Effects of a larger rent burden are more extreme in already unaffordable areas
A two-percentage-point increase in the rent burden would result in an additional 1,500 Americans becoming homeless, according to new research from Zillow in collaboration with researchers at the University of New Hampshire, Boston University School of Social Work, and University of Pennsylvania.
The study also showed that the homelessness rate accelerates much more quickly when the rent burden climbs above 32%.
Zillow said the effects of a larger rent burden are more extreme in already-unaffordable areas where rent burdens are beyond the 32% tipping point. In Los Angeles, a two-percentage-point increase could force an additional 4,227 people into homelessness. In other communities, however, homelessness is predicted to decline despite increasing rent burdens.
The study found that the rent burden already exceeds the 32% threshold in 100 of the 386 Continuums of Care areas included in the analysis.

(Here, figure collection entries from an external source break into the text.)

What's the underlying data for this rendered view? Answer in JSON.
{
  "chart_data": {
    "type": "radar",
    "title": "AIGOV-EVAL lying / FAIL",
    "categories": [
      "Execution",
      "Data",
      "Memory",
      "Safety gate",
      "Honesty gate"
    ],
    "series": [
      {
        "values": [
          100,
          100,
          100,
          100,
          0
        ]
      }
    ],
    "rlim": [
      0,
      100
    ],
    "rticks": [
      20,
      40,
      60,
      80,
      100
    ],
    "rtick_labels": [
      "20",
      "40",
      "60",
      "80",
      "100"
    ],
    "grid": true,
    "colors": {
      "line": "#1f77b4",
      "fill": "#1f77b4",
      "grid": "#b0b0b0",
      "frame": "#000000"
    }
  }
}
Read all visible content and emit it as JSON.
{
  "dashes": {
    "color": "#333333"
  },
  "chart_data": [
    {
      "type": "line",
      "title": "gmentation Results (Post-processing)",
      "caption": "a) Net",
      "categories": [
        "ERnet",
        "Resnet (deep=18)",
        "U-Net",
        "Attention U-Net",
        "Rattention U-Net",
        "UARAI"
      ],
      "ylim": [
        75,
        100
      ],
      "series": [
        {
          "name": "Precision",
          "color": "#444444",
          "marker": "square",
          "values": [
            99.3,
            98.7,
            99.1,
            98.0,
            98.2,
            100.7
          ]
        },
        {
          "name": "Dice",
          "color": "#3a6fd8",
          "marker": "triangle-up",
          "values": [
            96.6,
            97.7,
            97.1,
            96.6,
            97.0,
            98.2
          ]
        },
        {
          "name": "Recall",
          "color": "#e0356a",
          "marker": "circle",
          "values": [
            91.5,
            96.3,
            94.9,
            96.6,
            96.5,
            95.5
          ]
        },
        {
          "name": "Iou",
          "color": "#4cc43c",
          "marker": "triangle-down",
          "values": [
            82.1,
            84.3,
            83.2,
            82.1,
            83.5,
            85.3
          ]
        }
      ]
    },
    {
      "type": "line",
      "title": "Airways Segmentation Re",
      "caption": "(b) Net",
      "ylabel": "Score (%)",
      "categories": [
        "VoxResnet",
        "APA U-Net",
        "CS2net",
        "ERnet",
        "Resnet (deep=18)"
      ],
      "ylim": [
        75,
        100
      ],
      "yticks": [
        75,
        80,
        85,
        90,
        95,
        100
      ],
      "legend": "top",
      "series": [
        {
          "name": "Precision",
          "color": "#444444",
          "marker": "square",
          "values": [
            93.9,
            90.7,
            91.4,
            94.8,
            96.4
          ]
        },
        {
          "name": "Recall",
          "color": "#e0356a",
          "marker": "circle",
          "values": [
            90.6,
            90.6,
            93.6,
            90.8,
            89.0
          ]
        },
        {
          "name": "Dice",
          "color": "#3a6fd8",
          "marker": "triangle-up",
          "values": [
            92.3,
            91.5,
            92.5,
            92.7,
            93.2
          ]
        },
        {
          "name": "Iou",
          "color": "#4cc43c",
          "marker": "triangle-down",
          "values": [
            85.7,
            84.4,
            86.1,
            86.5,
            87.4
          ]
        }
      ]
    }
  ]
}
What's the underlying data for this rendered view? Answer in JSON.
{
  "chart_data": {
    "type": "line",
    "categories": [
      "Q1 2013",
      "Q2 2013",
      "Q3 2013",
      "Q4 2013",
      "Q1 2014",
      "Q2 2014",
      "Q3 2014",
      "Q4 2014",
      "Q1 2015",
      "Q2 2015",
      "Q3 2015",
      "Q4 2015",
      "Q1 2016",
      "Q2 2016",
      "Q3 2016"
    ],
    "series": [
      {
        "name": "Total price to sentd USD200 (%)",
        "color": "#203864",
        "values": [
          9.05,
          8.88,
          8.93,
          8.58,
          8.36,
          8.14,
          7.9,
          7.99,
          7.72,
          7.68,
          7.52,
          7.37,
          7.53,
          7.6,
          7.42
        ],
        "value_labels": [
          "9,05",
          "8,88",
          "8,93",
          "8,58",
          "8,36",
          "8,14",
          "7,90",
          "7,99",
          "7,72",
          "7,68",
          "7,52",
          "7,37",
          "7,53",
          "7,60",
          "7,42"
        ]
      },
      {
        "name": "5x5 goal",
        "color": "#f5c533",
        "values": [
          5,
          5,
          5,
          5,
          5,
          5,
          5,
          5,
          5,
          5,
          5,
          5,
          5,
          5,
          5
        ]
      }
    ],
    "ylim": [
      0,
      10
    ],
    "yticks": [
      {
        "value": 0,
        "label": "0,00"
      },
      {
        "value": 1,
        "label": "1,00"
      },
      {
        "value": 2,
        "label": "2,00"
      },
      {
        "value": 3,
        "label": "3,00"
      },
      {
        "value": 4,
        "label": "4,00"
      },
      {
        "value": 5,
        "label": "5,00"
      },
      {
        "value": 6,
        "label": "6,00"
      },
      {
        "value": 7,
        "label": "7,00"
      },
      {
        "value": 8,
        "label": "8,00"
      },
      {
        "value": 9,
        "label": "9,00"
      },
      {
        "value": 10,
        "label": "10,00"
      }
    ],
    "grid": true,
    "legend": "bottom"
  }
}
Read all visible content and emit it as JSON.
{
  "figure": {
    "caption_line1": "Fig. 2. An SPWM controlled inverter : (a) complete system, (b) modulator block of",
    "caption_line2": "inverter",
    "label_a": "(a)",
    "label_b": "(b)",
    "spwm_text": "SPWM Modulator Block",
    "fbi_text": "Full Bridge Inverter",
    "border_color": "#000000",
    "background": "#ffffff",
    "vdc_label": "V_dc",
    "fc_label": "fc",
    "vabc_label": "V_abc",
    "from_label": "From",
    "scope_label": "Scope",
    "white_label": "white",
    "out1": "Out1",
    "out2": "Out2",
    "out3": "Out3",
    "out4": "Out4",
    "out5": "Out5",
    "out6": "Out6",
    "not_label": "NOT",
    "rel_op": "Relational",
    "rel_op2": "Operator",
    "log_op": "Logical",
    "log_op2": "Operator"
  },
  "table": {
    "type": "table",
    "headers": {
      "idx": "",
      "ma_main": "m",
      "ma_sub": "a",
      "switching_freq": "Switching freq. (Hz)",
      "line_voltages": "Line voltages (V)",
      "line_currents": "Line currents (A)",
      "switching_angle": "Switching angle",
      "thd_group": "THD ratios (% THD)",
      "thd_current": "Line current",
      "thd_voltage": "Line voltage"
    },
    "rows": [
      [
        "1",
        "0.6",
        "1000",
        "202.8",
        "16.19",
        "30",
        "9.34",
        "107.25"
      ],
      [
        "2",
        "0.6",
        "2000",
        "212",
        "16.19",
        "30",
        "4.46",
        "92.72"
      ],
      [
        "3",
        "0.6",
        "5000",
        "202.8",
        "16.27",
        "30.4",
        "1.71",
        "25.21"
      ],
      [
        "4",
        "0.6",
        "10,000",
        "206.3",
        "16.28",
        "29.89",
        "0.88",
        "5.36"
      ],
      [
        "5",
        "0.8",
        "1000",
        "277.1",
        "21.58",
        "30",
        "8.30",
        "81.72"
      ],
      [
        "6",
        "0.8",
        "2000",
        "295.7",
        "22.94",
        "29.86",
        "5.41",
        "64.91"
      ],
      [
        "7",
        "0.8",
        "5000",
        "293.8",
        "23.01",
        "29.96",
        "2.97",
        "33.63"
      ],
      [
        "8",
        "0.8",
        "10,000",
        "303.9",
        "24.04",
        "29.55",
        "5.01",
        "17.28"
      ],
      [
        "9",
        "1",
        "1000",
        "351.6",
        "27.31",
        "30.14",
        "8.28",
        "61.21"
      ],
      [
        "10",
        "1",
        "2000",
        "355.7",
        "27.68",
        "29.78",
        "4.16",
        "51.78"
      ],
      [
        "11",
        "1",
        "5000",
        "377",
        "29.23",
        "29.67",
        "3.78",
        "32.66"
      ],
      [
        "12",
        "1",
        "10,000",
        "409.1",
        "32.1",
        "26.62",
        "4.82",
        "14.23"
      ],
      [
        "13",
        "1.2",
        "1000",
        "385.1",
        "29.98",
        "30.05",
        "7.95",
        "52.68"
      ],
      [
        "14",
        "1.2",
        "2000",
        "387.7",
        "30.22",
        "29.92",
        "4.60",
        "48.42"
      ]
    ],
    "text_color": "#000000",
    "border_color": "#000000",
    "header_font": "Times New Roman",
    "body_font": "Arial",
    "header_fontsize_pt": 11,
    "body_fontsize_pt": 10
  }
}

However, a renter earning the median US income and looking to rent the median-priced apartment should only expect to spend about 28% of their income on rent.
Monroe County in Florida leads the areas with the highest rent burden, with a median market rate rent consuming 62.9% of the area's median household income. Los Angeles (49%), Portland, Ore., (36.7%), and Seattle (34.2%) are also on the list. These three cities have all declared a homelessness "state of emergency."
"It's undoubtedly good news that the overall level of homelessness has fallen nationwide, even as housing costs have increased. But that zoomed-out view obscures some very real, local tensions between housing affordability and homelessness, and ignores the reality that success in tackling homelessness in one community doesn't necessarily have the same effect in another," said Skylar Olsen, Zillow director of economic research and outreach.